The common denominator in all the fights was blood – lots of blood!  Maybe that’s why the medical faculty took such an active part. A particularly memorable bout featured Gerry O’Sullivan from Caragh – later to be President of The College of Surgeons – and his fellow medic, Michael O’Halloran from Ballinlough. Two feisty scrappers, neither of whom would take a backward step and didn’t allow fellowship in the lecture theatre get in the way of a full-blooded – in every sense of the word! – three rounds. Gerry, whose passing away much too early some years ago was a huge loss to the medical world, got the verdict on a controversial split decision on the night and wasn’t adverse to reminding his colleague of it over a pint from time to time in the following decades.
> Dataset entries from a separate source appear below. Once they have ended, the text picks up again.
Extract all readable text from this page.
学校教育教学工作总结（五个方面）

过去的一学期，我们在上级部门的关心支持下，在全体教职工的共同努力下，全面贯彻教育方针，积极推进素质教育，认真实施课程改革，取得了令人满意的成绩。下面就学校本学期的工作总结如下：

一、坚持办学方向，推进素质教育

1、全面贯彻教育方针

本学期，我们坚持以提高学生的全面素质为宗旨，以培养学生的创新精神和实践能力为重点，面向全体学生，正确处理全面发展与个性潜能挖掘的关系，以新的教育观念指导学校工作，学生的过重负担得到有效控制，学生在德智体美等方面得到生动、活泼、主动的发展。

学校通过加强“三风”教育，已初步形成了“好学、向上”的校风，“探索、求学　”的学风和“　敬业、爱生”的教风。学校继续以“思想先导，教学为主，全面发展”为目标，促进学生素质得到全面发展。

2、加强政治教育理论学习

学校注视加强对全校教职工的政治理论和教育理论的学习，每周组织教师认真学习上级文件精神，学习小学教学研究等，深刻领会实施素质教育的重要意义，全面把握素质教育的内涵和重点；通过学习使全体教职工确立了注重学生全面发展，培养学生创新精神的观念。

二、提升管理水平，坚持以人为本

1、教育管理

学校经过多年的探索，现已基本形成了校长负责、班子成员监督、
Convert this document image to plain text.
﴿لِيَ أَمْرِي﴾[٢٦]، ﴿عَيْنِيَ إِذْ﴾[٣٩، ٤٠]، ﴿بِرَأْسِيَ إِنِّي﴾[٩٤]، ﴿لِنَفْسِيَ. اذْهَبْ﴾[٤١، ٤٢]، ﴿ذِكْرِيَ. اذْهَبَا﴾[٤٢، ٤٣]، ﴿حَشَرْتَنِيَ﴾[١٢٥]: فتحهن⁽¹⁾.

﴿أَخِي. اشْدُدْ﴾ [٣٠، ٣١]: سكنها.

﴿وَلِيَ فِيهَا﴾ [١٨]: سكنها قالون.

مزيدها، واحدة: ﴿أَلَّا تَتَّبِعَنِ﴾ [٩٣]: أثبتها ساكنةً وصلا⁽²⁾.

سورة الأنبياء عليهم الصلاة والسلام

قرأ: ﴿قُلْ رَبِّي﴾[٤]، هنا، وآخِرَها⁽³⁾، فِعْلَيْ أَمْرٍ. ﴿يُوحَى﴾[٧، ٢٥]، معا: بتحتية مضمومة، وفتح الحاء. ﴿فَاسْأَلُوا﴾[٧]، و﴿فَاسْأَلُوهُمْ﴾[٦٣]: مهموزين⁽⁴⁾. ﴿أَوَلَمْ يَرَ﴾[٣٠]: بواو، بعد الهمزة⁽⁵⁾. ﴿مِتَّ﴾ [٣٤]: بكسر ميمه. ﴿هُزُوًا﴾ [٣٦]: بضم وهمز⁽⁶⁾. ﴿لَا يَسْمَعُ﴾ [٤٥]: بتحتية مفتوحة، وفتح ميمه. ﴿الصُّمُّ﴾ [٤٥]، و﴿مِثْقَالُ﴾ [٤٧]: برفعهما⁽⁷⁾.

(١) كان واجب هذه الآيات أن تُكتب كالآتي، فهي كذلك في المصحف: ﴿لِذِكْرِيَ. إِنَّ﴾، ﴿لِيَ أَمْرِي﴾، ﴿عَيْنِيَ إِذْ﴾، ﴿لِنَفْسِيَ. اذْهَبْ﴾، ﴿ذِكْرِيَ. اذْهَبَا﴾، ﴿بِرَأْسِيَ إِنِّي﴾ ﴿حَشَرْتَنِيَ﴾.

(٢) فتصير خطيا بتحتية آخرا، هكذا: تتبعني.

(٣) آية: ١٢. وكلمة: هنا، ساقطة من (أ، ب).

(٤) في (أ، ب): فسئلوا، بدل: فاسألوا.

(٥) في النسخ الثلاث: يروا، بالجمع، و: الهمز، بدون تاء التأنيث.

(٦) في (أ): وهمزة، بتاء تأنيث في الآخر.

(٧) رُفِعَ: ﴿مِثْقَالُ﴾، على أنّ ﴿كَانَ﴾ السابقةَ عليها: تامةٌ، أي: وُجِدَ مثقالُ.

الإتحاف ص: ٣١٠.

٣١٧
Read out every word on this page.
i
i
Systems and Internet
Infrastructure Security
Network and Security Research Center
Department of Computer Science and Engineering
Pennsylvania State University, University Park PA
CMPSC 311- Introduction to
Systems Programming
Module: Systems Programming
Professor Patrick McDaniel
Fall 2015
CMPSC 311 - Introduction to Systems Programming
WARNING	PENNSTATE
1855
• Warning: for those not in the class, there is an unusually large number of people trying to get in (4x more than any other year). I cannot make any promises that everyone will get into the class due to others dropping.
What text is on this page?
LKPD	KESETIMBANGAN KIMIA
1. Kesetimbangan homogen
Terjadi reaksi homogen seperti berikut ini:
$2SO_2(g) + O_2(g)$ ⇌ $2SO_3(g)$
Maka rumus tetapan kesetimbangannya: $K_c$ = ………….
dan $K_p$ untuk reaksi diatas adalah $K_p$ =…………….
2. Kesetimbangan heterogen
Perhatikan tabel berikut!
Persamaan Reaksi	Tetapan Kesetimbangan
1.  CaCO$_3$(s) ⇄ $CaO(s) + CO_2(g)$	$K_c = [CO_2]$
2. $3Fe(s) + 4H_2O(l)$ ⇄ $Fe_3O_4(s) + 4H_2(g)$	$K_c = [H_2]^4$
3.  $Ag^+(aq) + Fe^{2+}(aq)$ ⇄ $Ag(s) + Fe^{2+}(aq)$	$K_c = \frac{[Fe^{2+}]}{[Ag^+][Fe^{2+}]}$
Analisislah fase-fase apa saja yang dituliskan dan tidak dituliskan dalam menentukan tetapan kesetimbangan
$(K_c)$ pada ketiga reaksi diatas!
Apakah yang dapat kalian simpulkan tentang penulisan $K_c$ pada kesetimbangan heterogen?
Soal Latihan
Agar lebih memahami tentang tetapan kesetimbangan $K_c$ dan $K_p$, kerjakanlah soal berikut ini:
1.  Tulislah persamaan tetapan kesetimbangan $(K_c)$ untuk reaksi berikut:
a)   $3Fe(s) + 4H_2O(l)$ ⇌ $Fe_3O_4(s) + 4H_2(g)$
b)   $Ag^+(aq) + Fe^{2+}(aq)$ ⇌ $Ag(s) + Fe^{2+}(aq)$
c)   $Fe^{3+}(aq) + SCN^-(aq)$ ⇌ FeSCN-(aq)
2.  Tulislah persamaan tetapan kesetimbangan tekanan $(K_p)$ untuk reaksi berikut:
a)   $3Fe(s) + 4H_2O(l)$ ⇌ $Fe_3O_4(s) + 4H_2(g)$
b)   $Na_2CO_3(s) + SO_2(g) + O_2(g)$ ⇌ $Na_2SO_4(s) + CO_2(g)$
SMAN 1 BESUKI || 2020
It was the two Cork Iron & Hardware buckets that really gave the game away! Bought earlier in the week to service the combatant’s corners & filled at the start of proceedings with cold water and a sponge, they stood unreplenished from first fight ‘til last. By the night’s end the contents would have kept a whole faculty of medical students in blood samples. A fighter revived mid round with a refreshing sponge emerged for the next round like Dracula on his way home from a particularly good night at the castle. Health & Safety was a term yet to be coined and it certainly did not find its genesis in the raucous cauldron that was Boxing Night in UCC in the 1960s.